In 2013 Hyundai Automotive SA donated the first library to the Southview High School in Lenasia South in collaboration with Hyundai Motor Company of South Korea and the Imperial and Motus Community Trust.
During the years that followed, Hyundai has focused on making an impact on the lives of learners in underprivileged communities, taking a lead from the Korean model where a relentless concentration on education since the 1950s laid the foundation for the successes of the modern South Korea.
“We wish to encourage learning, reading, an interest in technology, and education as a whole through this part of our corporate social investment programme,” says Niall Lynch, CEO of Hyundai Automotive SA, who handed over the library to Oscar Lekoane, principal of the Windmill Park Primary School
“We are proud of the part we can play to give children from this community a better education that will broaden their mind and vision. We need great, inquisitive learners who can become successful and productive adults in our country,” said Lynch.
The libraries, where technology is used to enhance the reading and learning experience, are modern and well-maintained. Librarians, who come from the community surrounding the school, are at hand to assist the learners and to see that the centres are well maintained.
The library and resource centre is an important source of learning for the pupils of the Windmill Park Primary School, said Lekoane, the principal in his address. “We want our learners to develop and improve their reading. The library will also provide our learners a space that is beautiful. It will be fully utilised because it has the support of every member of our staff.”
Lekoane thanked the sponsors, Hyundai and the Imperial and Motus Community Trust, for the establishment and donation of the library and resource centre, and the change that it could bring to the lives of learners at his school.

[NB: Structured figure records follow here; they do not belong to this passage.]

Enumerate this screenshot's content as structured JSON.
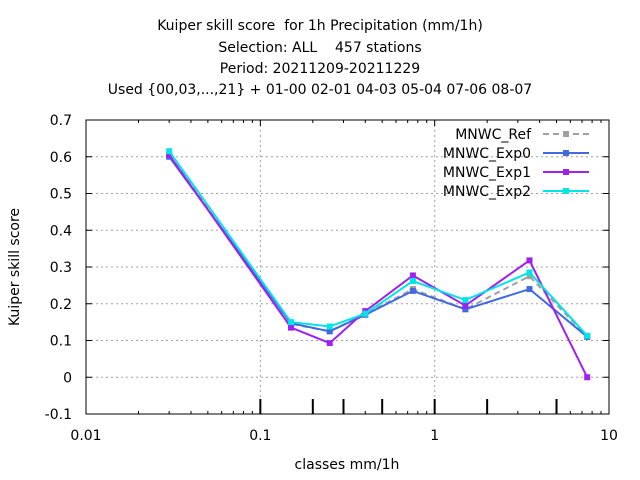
{
  "chart_data": {
    "type": "line",
    "title_lines": [
      "Kuiper skill score  for 1h Precipitation (mm/1h)",
      "Selection: ALL    457 stations",
      "Period: 20211209-20211229",
      "Used {00,03,...,21} + 01-00 02-01 04-03 05-04 07-06 08-07"
    ],
    "xlabel": "classes mm/1h",
    "ylabel": "Kuiper skill score",
    "x_scale": "log",
    "xlim": [
      0.01,
      10
    ],
    "ylim": [
      -0.1,
      0.7
    ],
    "x_ticks": [
      0.01,
      0.1,
      1,
      10
    ],
    "x_tick_labels": [
      "0.01",
      "0.1",
      "1",
      "10"
    ],
    "y_ticks": [
      -0.1,
      0,
      0.1,
      0.2,
      0.3,
      0.4,
      0.5,
      0.6,
      0.7
    ],
    "y_tick_labels": [
      "-0.1",
      "0",
      "0.1",
      "0.2",
      "0.3",
      "0.4",
      "0.5",
      "0.6",
      "0.7"
    ],
    "class_markers": [
      0.1,
      0.2,
      0.3,
      0.5,
      1,
      2,
      5
    ],
    "grid": true,
    "legend_position": "top-right",
    "x": [
      0.03,
      0.15,
      0.25,
      0.4,
      0.75,
      1.5,
      3.5,
      7.5
    ],
    "series": [
      {
        "name": "MNWC_Ref",
        "color": "#a0a0a0",
        "dashed": true,
        "values": [
          0.605,
          0.145,
          0.125,
          0.172,
          0.24,
          0.185,
          0.275,
          0.11
        ]
      },
      {
        "name": "MNWC_Exp0",
        "color": "#4169e1",
        "dashed": false,
        "values": [
          0.6,
          0.147,
          0.125,
          0.17,
          0.235,
          0.185,
          0.24,
          0.11
        ]
      },
      {
        "name": "MNWC_Exp1",
        "color": "#a020f0",
        "dashed": false,
        "values": [
          0.605,
          0.135,
          0.093,
          0.18,
          0.277,
          0.195,
          0.318,
          0.0
        ]
      },
      {
        "name": "MNWC_Exp2",
        "color": "#00e5e5",
        "dashed": false,
        "values": [
          0.615,
          0.15,
          0.138,
          0.173,
          0.262,
          0.21,
          0.285,
          0.113
        ]
      }
    ]
  }
}
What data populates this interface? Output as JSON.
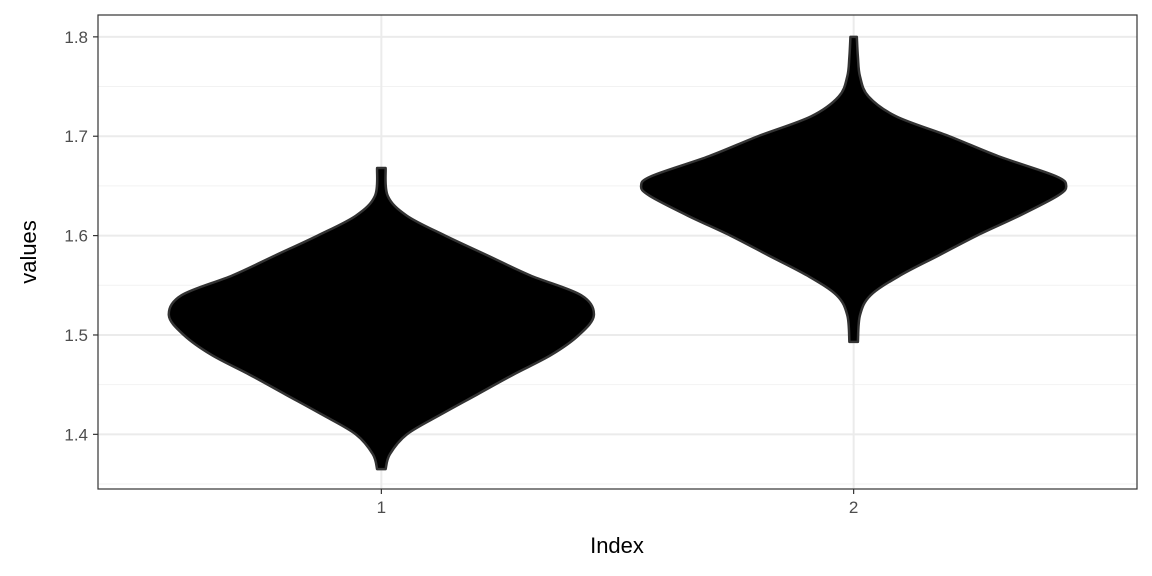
{
  "chart_data": {
    "type": "violin",
    "xlabel": "Index",
    "ylabel": "values",
    "categories": [
      "1",
      "2"
    ],
    "ylim": [
      1.345,
      1.822
    ],
    "yticks": [
      1.4,
      1.5,
      1.6,
      1.7,
      1.8
    ],
    "ytick_labels": [
      "1.4",
      "1.5",
      "1.6",
      "1.7",
      "1.8"
    ],
    "grid": true,
    "fill_color": "#000000",
    "outline_color": "#333333",
    "series": [
      {
        "category": "1",
        "min": 1.365,
        "max": 1.668,
        "density_profile": [
          [
            1.365,
            0.02
          ],
          [
            1.38,
            0.04
          ],
          [
            1.4,
            0.12
          ],
          [
            1.42,
            0.28
          ],
          [
            1.44,
            0.45
          ],
          [
            1.46,
            0.62
          ],
          [
            1.48,
            0.8
          ],
          [
            1.5,
            0.93
          ],
          [
            1.52,
            1.0
          ],
          [
            1.54,
            0.94
          ],
          [
            1.56,
            0.7
          ],
          [
            1.58,
            0.5
          ],
          [
            1.6,
            0.3
          ],
          [
            1.62,
            0.12
          ],
          [
            1.64,
            0.03
          ],
          [
            1.668,
            0.02
          ]
        ]
      },
      {
        "category": "2",
        "min": 1.493,
        "max": 1.8,
        "density_profile": [
          [
            1.493,
            0.02
          ],
          [
            1.52,
            0.03
          ],
          [
            1.54,
            0.08
          ],
          [
            1.56,
            0.22
          ],
          [
            1.58,
            0.4
          ],
          [
            1.6,
            0.58
          ],
          [
            1.62,
            0.78
          ],
          [
            1.64,
            0.96
          ],
          [
            1.65,
            1.0
          ],
          [
            1.66,
            0.95
          ],
          [
            1.68,
            0.68
          ],
          [
            1.7,
            0.45
          ],
          [
            1.72,
            0.2
          ],
          [
            1.74,
            0.07
          ],
          [
            1.76,
            0.03
          ],
          [
            1.78,
            0.02
          ],
          [
            1.8,
            0.015
          ]
        ]
      }
    ]
  }
}
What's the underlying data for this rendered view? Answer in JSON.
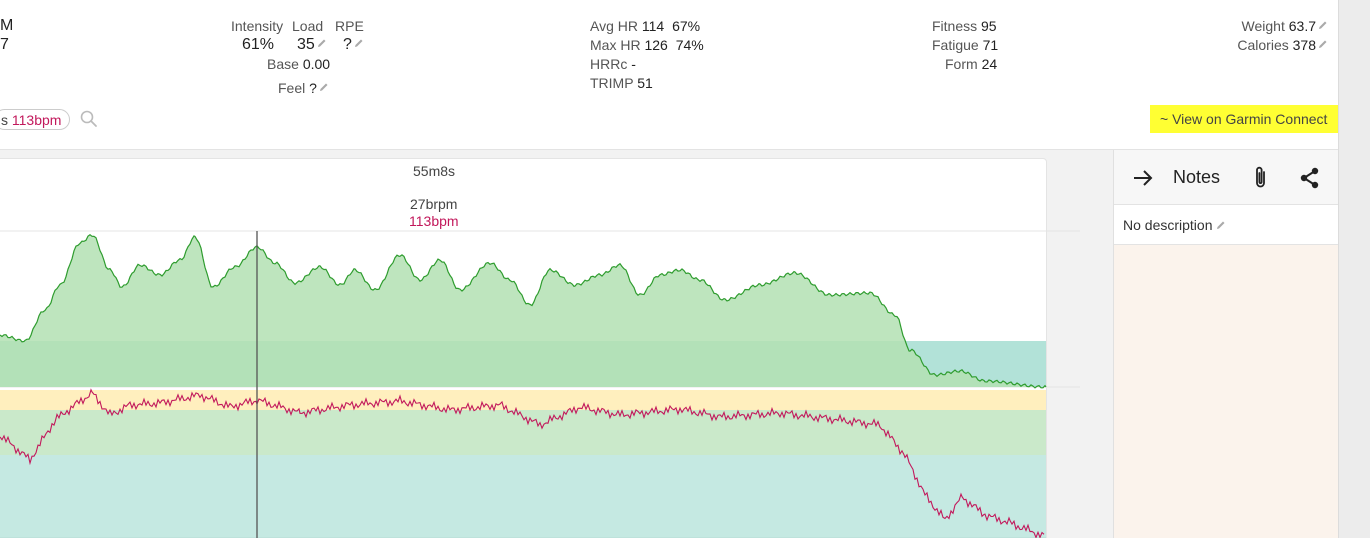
{
  "summary": {
    "cut_left_top": "M",
    "cut_left_bottom": "7",
    "intensity_label": "Intensity",
    "intensity_value": "61%",
    "load_label": "Load",
    "load_value": "35",
    "rpe_label": "RPE",
    "rpe_value": "?",
    "base_label": "Base",
    "base_value": "0.00",
    "feel_label": "Feel",
    "feel_value": "?",
    "avg_hr_label": "Avg HR",
    "avg_hr_value": "114",
    "avg_hr_pct": "67%",
    "max_hr_label": "Max HR",
    "max_hr_value": "126",
    "max_hr_pct": "74%",
    "hrrc_label": "HRRc",
    "hrrc_value": "-",
    "trimp_label": "TRIMP",
    "trimp_value": "51",
    "fitness_label": "Fitness",
    "fitness_value": "95",
    "fatigue_label": "Fatigue",
    "fatigue_value": "71",
    "form_label": "Form",
    "form_value": "24",
    "weight_label": "Weight",
    "weight_value": "63.7",
    "calories_label": "Calories",
    "calories_value": "378"
  },
  "filter": {
    "chip_prefix": "s",
    "chip_hr": "113bpm"
  },
  "garmin_link": "~ View on Garmin Connect",
  "cursor": {
    "time": "55m8s",
    "resp": "27brpm",
    "hr": "113bpm"
  },
  "notes": {
    "title": "Notes",
    "description": "No description"
  },
  "colors": {
    "accent_hr": "#c2185b",
    "zone_green": "#b3e0b3",
    "zone_teal": "#b2e2d8",
    "zone_yellow": "#ffe9a8",
    "line_green": "#2e9c2e",
    "highlight": "#ffff33"
  },
  "icons": [
    "pencil-icon",
    "search-icon",
    "arrow-right-icon",
    "paperclip-icon",
    "share-icon"
  ]
}
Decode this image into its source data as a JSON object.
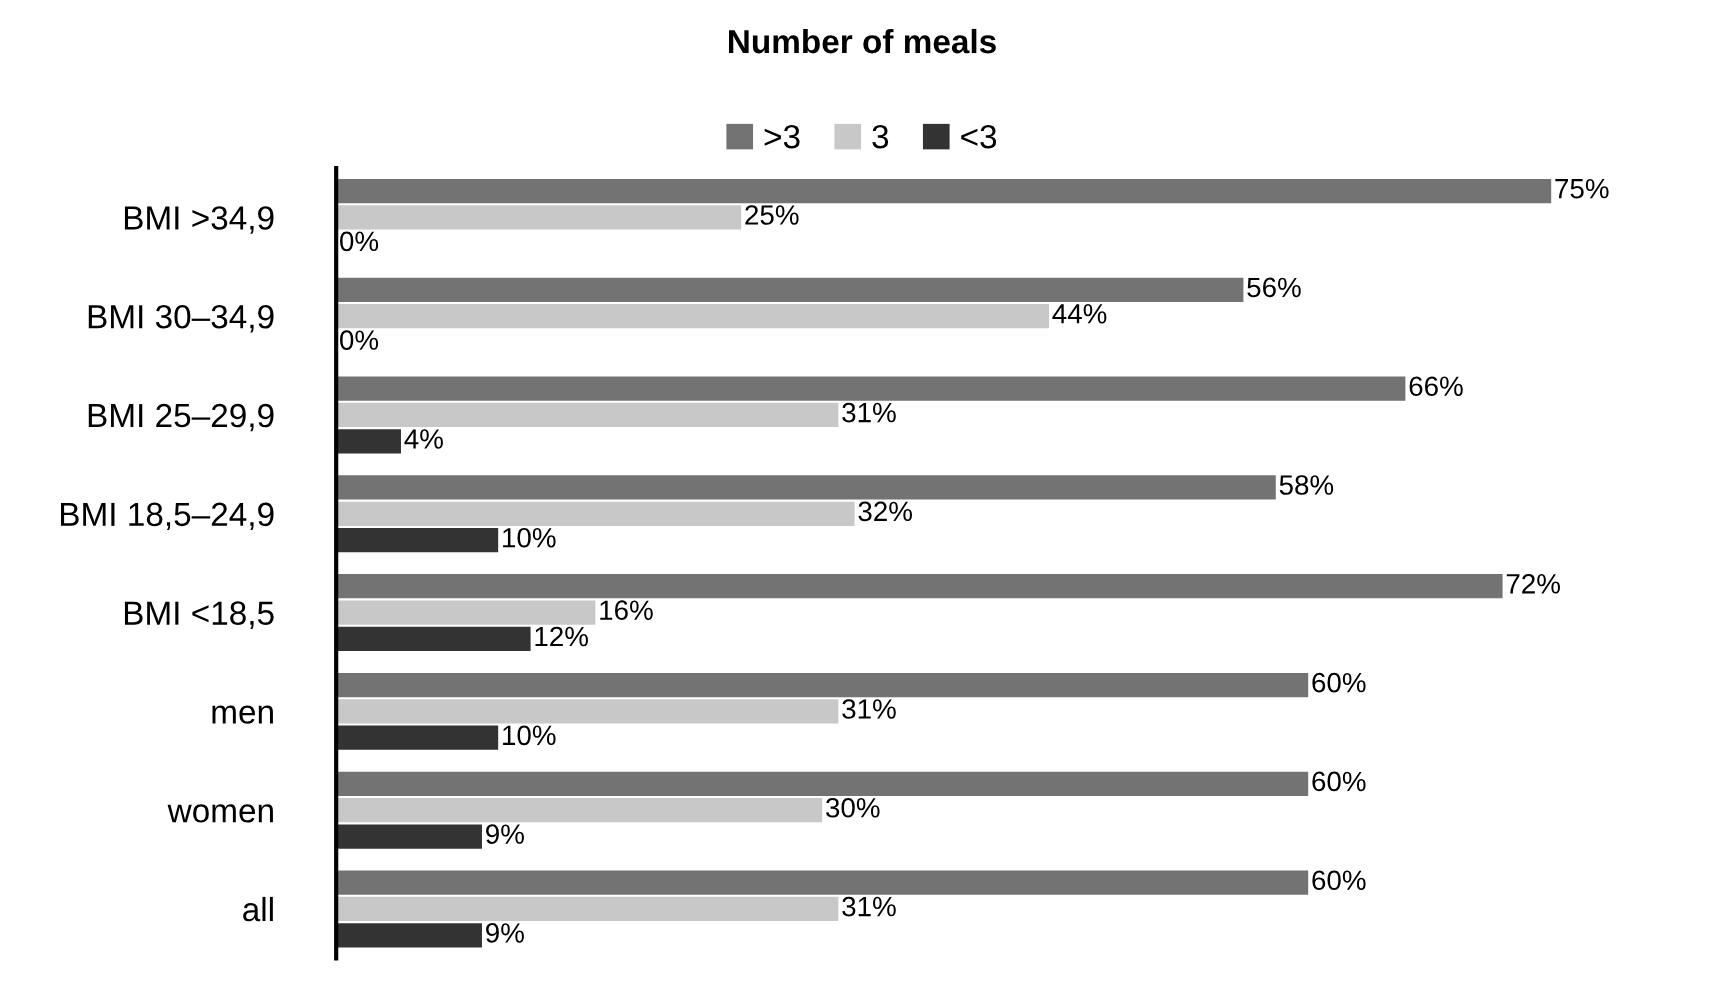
{
  "chart_data": {
    "type": "bar",
    "orientation": "horizontal",
    "title": "Number of meals",
    "categories": [
      "BMI >34,9",
      "BMI 30–34,9",
      "BMI 25–29,9",
      "BMI 18,5–24,9",
      "BMI <18,5",
      "men",
      "women",
      "all"
    ],
    "series": [
      {
        "name": ">3",
        "color": "#737373",
        "values": [
          75,
          56,
          66,
          58,
          72,
          60,
          60,
          60
        ],
        "value_labels": [
          "75%",
          "56%",
          "66%",
          "58%",
          "72%",
          "60%",
          "60%",
          "60%"
        ]
      },
      {
        "name": "3",
        "color": "#c8c8c8",
        "values": [
          25,
          44,
          31,
          32,
          16,
          31,
          30,
          31
        ],
        "value_labels": [
          "25%",
          "44%",
          "31%",
          "32%",
          "16%",
          "31%",
          "30%",
          "31%"
        ]
      },
      {
        "name": "<3",
        "color": "#333333",
        "values": [
          0,
          0,
          4,
          10,
          12,
          10,
          9,
          9
        ],
        "value_labels": [
          "0%",
          "0%",
          "4%",
          "10%",
          "12%",
          "10%",
          "9%",
          "9%"
        ]
      }
    ],
    "legend": "top",
    "grid": false,
    "tick_labels": "y"
  }
}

Lebogang Mashile, a South African actress, writer and performance poet who addressed the learners in the audience at the handover ceremony, said “the library that you see here is a magical tool, it is a portal” to knowledge. “Without knowledge, you cannot produce the things that you need to survive.”
“You feed your mind with what you put into it. If you change your mind, you can change everything about the world around you. Those books in that library are a portal, a resource centre to change your mind,” said Mashile.
Samuel Matlhola, parts operations director at Hyundai Automotive South Africa, inspired the learners by his journey of studying and gaining knowledge to become a chartered accountant. “I learned through reading that I could gather so much knowledge,” said Matlhola.
“I am standing here today through the choices I had made in my life. It was through reading that I was able to make those good choices.